Why. Oh. WHYYYYYYYYYY... ...Did I teach them the real words for their anatomy?!!
It seemed like such a good idea at the time. They were 2 and 3 years old respectively, they were pointing and asking "What dat?" and I was in one of my "I'm too hip to teach my children euphemisms" stages, looking down my aristocratic nose at mothers who did. How could I have known how it would come back to haunt me?
Anyone who read my old blog on my former site www.momslikeme.com will recall my horror when my son was finally potty-trained and once freed of the protective layer known in some circles as "the diaper", developed an intense affection for his...oh, I can't even say it, I'm so traumatized... anyway, all I heard, day and night, for months was "That's my penis!" "Look at my penis!" "Look what's coming out of my penis! Pee! Pee is coming out of my penis!"
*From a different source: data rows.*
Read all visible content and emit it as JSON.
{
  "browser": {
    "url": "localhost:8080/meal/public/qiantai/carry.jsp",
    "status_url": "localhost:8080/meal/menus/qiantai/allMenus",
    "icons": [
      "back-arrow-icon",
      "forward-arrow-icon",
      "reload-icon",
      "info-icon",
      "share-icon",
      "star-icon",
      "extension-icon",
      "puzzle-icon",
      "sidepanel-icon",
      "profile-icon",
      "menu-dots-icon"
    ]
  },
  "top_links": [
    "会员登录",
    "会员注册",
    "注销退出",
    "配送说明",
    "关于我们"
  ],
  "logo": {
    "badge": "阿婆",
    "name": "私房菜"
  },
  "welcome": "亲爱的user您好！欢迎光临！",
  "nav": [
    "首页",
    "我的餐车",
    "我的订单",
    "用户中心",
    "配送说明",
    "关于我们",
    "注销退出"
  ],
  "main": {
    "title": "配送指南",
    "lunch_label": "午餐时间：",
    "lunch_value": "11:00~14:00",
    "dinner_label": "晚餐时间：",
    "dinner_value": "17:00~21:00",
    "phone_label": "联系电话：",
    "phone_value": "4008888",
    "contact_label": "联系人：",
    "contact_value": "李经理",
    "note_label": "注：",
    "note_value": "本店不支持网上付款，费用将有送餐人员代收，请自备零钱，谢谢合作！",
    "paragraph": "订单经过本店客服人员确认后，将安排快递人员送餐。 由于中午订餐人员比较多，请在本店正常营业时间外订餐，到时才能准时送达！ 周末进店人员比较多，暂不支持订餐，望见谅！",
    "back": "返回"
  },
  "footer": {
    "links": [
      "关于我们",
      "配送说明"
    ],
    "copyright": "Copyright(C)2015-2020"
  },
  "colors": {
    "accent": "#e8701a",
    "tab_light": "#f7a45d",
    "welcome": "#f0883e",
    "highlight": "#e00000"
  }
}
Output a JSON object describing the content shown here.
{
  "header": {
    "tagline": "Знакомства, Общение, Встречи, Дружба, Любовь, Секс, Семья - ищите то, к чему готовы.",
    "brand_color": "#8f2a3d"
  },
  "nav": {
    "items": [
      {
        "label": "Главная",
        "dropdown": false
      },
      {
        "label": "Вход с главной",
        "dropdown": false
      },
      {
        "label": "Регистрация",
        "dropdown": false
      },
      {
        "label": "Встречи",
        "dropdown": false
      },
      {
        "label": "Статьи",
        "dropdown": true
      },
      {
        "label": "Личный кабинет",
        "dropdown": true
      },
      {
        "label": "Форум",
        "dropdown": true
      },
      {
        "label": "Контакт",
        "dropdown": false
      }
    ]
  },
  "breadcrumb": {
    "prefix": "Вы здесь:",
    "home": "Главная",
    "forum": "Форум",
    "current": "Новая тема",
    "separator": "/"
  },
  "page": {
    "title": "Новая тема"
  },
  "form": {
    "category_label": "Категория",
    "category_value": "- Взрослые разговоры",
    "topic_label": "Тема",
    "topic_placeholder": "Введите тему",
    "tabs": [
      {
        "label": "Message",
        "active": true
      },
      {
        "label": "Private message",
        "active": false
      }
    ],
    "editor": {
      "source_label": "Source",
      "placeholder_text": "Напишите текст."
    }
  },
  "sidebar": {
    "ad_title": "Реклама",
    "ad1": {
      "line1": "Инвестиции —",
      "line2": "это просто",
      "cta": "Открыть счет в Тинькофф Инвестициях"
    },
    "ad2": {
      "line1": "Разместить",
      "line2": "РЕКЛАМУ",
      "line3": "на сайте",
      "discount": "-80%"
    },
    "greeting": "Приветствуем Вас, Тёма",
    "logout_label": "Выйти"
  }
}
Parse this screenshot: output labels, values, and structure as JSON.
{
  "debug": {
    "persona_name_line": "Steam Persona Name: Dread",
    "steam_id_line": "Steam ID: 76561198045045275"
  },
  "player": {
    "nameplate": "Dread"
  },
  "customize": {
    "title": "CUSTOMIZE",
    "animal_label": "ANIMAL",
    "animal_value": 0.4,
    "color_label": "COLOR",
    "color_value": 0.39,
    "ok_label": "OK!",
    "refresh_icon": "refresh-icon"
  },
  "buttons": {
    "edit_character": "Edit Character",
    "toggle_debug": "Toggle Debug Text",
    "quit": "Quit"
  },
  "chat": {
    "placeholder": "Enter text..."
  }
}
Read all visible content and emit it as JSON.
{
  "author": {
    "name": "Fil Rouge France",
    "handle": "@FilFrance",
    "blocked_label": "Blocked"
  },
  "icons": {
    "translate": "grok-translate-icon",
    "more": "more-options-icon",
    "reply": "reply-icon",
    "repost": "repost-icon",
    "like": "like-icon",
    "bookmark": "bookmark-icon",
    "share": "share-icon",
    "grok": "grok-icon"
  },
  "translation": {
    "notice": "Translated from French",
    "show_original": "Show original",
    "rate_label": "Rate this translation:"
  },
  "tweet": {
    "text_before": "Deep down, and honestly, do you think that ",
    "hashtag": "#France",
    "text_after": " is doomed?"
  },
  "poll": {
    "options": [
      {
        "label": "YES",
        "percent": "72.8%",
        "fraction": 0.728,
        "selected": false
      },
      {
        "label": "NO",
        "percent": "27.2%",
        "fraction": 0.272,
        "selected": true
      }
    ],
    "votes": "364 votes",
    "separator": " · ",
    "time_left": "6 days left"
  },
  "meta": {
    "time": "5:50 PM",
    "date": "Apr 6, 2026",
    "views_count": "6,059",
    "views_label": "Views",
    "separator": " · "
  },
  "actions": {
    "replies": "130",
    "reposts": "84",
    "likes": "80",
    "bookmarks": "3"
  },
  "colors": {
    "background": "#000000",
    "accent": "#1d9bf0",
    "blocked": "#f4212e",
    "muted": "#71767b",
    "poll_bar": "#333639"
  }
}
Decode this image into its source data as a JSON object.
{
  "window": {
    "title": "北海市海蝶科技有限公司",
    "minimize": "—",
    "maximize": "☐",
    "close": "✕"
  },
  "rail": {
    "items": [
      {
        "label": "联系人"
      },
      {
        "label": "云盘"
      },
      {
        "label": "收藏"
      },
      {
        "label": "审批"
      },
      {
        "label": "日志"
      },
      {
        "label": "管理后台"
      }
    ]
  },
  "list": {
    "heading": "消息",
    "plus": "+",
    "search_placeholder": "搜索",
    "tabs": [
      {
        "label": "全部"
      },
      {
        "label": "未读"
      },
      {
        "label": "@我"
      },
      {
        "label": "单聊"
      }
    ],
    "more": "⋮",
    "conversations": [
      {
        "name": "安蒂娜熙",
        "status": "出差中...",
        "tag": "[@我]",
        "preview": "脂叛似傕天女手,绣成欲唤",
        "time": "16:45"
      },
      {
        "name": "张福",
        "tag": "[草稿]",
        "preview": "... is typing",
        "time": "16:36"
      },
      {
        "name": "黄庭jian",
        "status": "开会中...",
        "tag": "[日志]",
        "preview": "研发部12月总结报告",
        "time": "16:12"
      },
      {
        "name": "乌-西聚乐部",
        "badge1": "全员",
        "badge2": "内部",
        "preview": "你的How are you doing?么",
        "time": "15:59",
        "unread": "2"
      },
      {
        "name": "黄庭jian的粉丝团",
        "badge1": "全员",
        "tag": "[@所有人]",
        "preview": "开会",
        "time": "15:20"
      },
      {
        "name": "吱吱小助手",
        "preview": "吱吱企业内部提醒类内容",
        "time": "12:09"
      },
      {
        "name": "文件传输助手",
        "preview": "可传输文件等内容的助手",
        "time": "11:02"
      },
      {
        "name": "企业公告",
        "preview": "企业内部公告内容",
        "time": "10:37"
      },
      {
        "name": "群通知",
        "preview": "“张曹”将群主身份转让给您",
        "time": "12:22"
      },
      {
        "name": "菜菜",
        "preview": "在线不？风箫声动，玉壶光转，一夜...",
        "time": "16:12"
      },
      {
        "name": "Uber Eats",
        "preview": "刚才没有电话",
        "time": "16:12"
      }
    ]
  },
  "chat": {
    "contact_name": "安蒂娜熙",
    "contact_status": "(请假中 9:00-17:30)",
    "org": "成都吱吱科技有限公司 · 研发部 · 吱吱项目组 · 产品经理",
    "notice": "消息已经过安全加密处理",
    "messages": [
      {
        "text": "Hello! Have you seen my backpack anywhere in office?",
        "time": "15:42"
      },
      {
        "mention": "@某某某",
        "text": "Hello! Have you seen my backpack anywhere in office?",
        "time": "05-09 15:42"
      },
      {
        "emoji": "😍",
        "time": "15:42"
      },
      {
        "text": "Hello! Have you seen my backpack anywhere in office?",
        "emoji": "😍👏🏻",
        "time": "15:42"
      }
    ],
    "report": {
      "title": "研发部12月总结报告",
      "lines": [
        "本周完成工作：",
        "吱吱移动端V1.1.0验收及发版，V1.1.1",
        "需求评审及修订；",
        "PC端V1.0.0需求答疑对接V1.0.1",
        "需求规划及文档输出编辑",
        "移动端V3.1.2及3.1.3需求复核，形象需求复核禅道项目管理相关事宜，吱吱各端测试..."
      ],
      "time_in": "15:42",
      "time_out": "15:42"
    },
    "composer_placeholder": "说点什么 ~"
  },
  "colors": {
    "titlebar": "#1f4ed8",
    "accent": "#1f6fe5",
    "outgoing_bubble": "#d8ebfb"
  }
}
I didn't know this was going to happen; I didn't have brothers; I didn't know how fond little boys become of their small companions. These are the things they don't tell you in the parenting magazines. So here it is a few years later, and I am longing for euphemisms. Longing. Even if everyone knows what the kids are referring to, it's just so much softer on the ears to hear "Coochie" and "Peepee" (or something in those verbal neighborhoods).
I know there are those who will say it's so much better to teach them the real words, and in theory I agree with them, but in practice? All I can surmise is that their children don't talk as freely about their privates as my children. Or maybe their childrens' voices are just not so... clear. And strong. And able to be heard by 85 Kindergarten students. And their families. And the entire faculty. And anyone who is passing by the open door of the school.















You should talk with them like with grown-ups. Either way how would they become ones?